San Luis Grignion de Montfort es también quien pronostica una era histórica en la cual las almas querrán practicar la virtud de una manera extraordinaria. ¿De dónde vendrá esa fuerza? “Envía tu Espíritu y renovarás la faz de la tierra”, es lo que pedimos hace dos mil años y lo que cantamos en el salmo responsorial (cf. Sal 103, 30). Sí, todo puede ser renovado, ¡nosotros podemos ser completamente transformados como lo fueron los discípulos! Entonces participaremos, de forma singular, en el descenso del Espíritu Santo sobre María Santísima y los Apóstoles, que hoy celebramos. Debemos afirmarnos en la fe de que para Dios nada es imposible y que está reservando sus gracias más especiales para esta fase de la Historia llamada por tantos santos de “últimos tiempos”.9

 

“He dicho que eso sucederá especialmente al fin del mundo, y bien pronto, porque el Altísimo con su Santísima Madre deben suscitar grandes santos que excederán tanto más en santidad a la mayor parte de los demás santos, cuanto sobresalen los cedros del Líbano entre los arbustos. […] Pequeños y pobres serán los hijos de la Virgen según el mundo […]; pero, en cambio, serán ricos en gracia de Dios, que María les distribuirá abundantemente; grandes y eminentes en santidad delante de Dios, superiores a toda criatura por su celo audaz, y tan perfectamente asistidos del divino socorro, que con la humildad de su pie y en unión con María, aplastarán la cabeza de la serpiente infernal y harán que Jesucristo triunfe”.10 La humanidad tiene una necesidad vital de esa efusión del divino Espíritu Santo. Y ésa es la razón por la que nos reunimos ardorosamente alrededor del altar, para pedir a la Madre de las madres, Aquella a cuyo amor todos nosotros fuimos entregados por el Hijo desde lo alto de la cruz (cf. Jn 19, 26-27), que, como Madre del Cuerpo Místico, obtenga de su divino Esposo gracias de un mayor fervor, de un mayor consuelo, de una mayor piedad, de una mayor fuerza para enfrentar todos los males, y que venga sin tardar el Paráclito para que la faz de la tierra sea renovada.

 


 

1 CORRÊA DE OLIVEIRA, Plinio. Conferencia. São Paulo, 6/6/1978.

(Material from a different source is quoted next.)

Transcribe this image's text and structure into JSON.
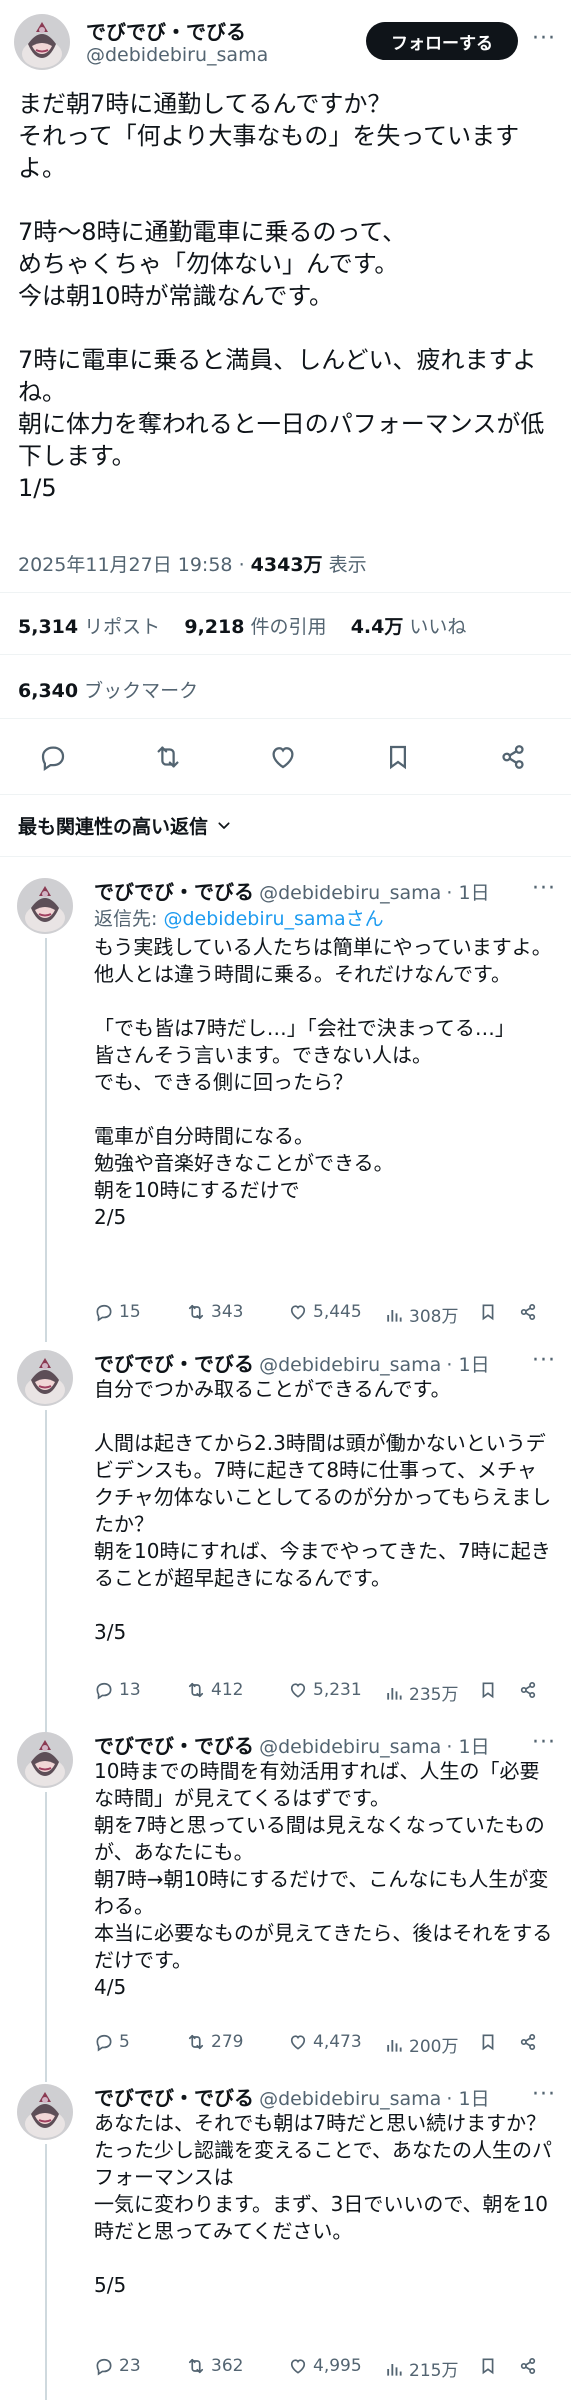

2 Cf. SANTO TOMÁS DE AQUINO. Suma Teológica. I, q. 76, a. 1.

3 ROYO MARÍN, OP, Antonio. Dios y su obra. Madrid: BAC, 1963, p. 466.

4 PÍO XI. Quas primas, n.º 20.

5 PÍO XII. Mediator Dei, n.º 205.

6 DOMINGO DE PENTECOSTÉS. Oración Colecta. In: MISAL ROMANO. Texto unificado en lengua española. Edición típica aprobada por la Conferencia Episcopal Española y confirmada por la Congregación para el Culto Divino. 17.ª ed. San Adrián del Besós (Barcelona): Coeditores Litúrgicos, 2001, p. 360.

7 SAN LUIS MARÍA GRIGNION DE MONTFORT. Prière Embrasée, n.º 16. In: OEuvres Complètes. Paris: Du Seuil, 1966, p. 681.

8 Cf. Ídem, n.º 17, pp. 681-682.

9 Cf. SAN LUIS MARÍA GRIGNION DE MONTFORT. Traité de la vraie dévotion à la Sainte Vierge, nos. 55-59. In: OEuvres Complètes, op. cit., pp. 520-522.

10 Ídem, n.º 47; 54, pp. 512-513; 519.